Signe des temps ou hasard du calendrier éditorial – sans doute un peu des deux –, ce souci de l’autre traverse plusieurs des livres que nous vous présentons dans les pages de ce Boréal Express. Il en est parfois la force vive, sous la plume empathique de Rémi-Julien Savard ou de Miriam Toews notamment, parfois le cœur absent. Dans Le Junk d’Arthur Friso, autre grand premier roman que nous publions cette saison, vous découvrirez une vision de l’exil en tous points contraire à celle de C’était ça ou mourir. Le souffle poétique et le rire de Jonas Dorléon, seuls remparts face aux tragédies qu’il affronte, cèdent ici la place à l’ironie d’un narrateur qui regarde avec désabusement les frasques d’un père installé dans la marina de Hong Kong, un père qui a érigé le désœuvrement et l’indifférence en principes de vie. Comme l’écrit si justement l’auteur, «l’homme blanc n’immigre pas, il s’expatrie», et dans cet exil délibéré, il fait le choix de reproduire ce qu’il a toujours connu sans un regard ni le moindre égard pour les gens du pays qui l’a accueilli.

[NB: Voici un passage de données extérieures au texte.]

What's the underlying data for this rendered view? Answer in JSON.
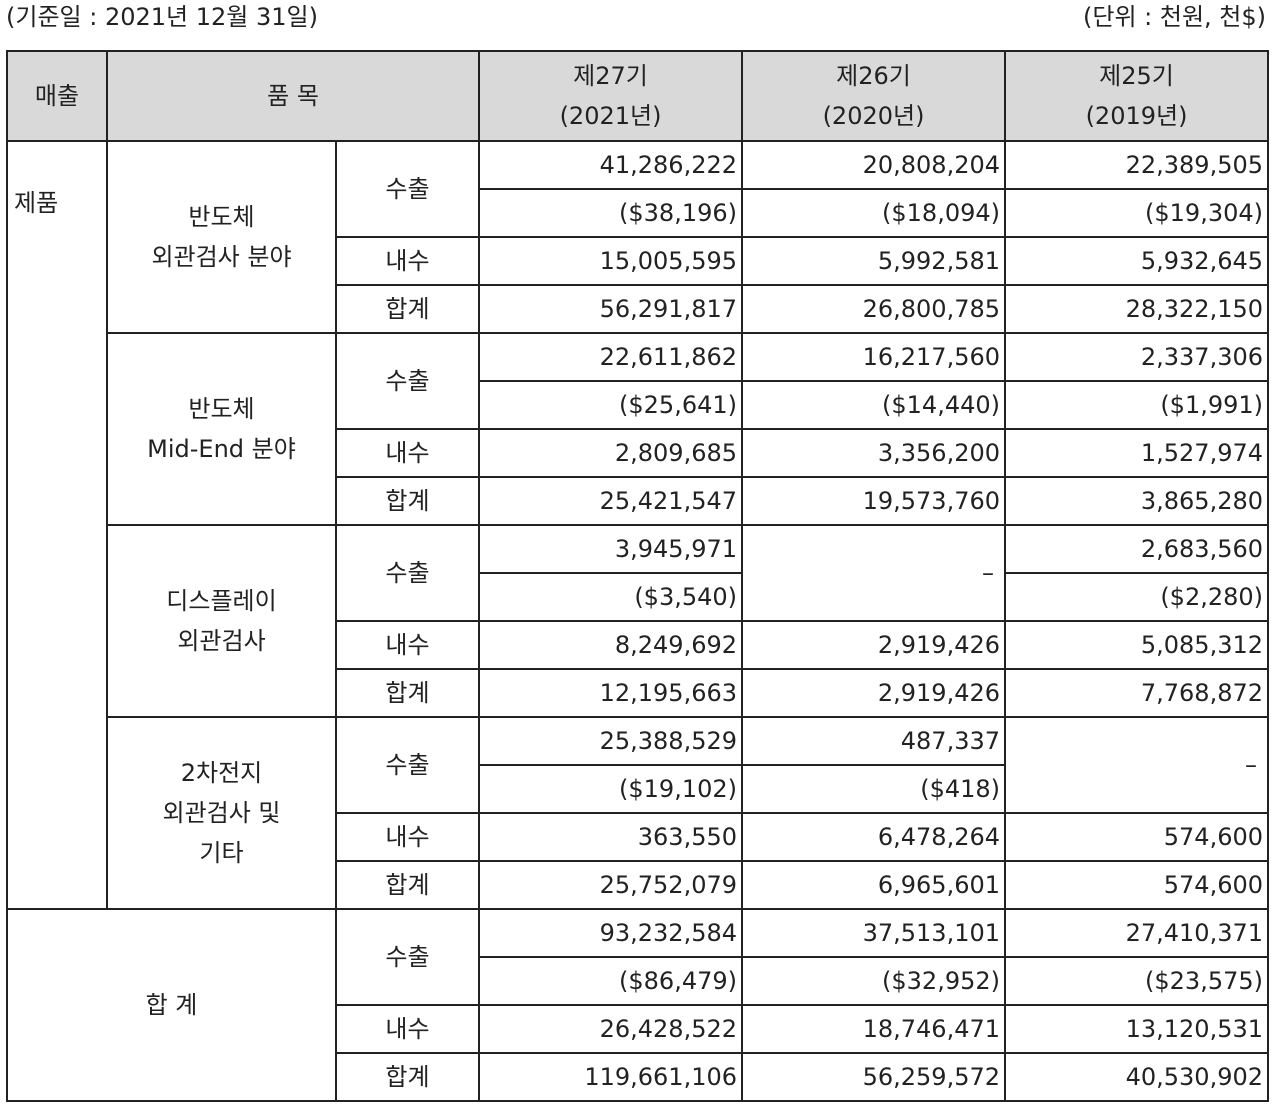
{
  "header": {
    "base_date": "(기준일 : 2021년 12월 31일)",
    "unit": "(단위 : 천원, 천$)"
  },
  "columns": {
    "sales": "매출",
    "item": "품 목",
    "p27": [
      "제27기",
      "(2021년)"
    ],
    "p26": [
      "제26기",
      "(2020년)"
    ],
    "p25": [
      "제25기",
      "(2019년)"
    ]
  },
  "category": "제품",
  "labels": {
    "export": "수출",
    "domestic": "내수",
    "total": "합계"
  },
  "groups": [
    {
      "name_lines": [
        "반도체",
        "외관검사 분야"
      ],
      "export": [
        "41,286,222",
        "20,808,204",
        "22,389,505"
      ],
      "export_usd": [
        "($38,196)",
        "($18,094)",
        "($19,304)"
      ],
      "domestic": [
        "15,005,595",
        "5,992,581",
        "5,932,645"
      ],
      "total": [
        "56,291,817",
        "26,800,785",
        "28,322,150"
      ]
    },
    {
      "name_lines": [
        "반도체",
        "Mid-End 분야"
      ],
      "export": [
        "22,611,862",
        "16,217,560",
        "2,337,306"
      ],
      "export_usd": [
        "($25,641)",
        "($14,440)",
        "($1,991)"
      ],
      "domestic": [
        "2,809,685",
        "3,356,200",
        "1,527,974"
      ],
      "total": [
        "25,421,547",
        "19,573,760",
        "3,865,280"
      ]
    },
    {
      "name_lines": [
        "디스플레이",
        "외관검사"
      ],
      "export": [
        "3,945,971",
        "–",
        "2,683,560"
      ],
      "export_usd": [
        "($3,540)",
        "",
        "($2,280)"
      ],
      "domestic": [
        "8,249,692",
        "2,919,426",
        "5,085,312"
      ],
      "total": [
        "12,195,663",
        "2,919,426",
        "7,768,872"
      ]
    },
    {
      "name_lines": [
        "2차전지",
        "외관검사 및",
        "기타"
      ],
      "export": [
        "25,388,529",
        "487,337",
        "–"
      ],
      "export_usd": [
        "($19,102)",
        "($418)",
        ""
      ],
      "domestic": [
        "363,550",
        "6,478,264",
        "574,600"
      ],
      "total": [
        "25,752,079",
        "6,965,601",
        "574,600"
      ]
    }
  ],
  "grand_total": {
    "label": "합 계",
    "export": [
      "93,232,584",
      "37,513,101",
      "27,410,371"
    ],
    "export_usd": [
      "($86,479)",
      "($32,952)",
      "($23,575)"
    ],
    "domestic": [
      "26,428,522",
      "18,746,471",
      "13,120,531"
    ],
    "total": [
      "119,661,106",
      "56,259,572",
      "40,530,902"
    ]
  }
}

D’égards pour les autres, la protagoniste du nouveau livre de Monique Proulx n’en manque jamais. C’est même, pourrait-on dire, sa raison de vivre, à un point tel qu’elle se sacrifie souvent elle-même. Qu’il s’agisse de ses proches, des animaux qui vivent autour de sa «belle maison de bois» des Laurentides, ou encore de cette grande écrivaine qui vient un jour louer un chalet des environs, la bienveillante Flora n’existe que pour le bonheur de ceux qui l’entourent. Dans ce roman pastoral où elle s’inspire de la relation entre Berthe Simard et Gabrielle Roy, Monique Proulx nous offre ce qui est peut-être sa plus belle réflexion sur l’altruisme, un thème si cher à son œuvre. Elle nous offre surtout une puissante leçon d’humanité, celle d’une main toujours tendue malgré l’adversité.
C’est à la fois peu et beaucoup, ce geste de bonté. On pourrait si facilement l’ignorer, le railler. Il s’accompagne pourtant d’une promesse plus vaste qu’il n’y paraît, une promesse que portent tous nos livres: changer votre regard sur le monde en vous faisant vivre d’autres vies que la vôtre. Voilà peut-être pourquoi nos livres sont si dangereux dans certains coins du monde.
1 C’est ainsi qu’on appelle les textes dans lesquels les éditeurs détaillent ce qui les a séduits dans un livre et la manière dont ils comptent le promouvoir.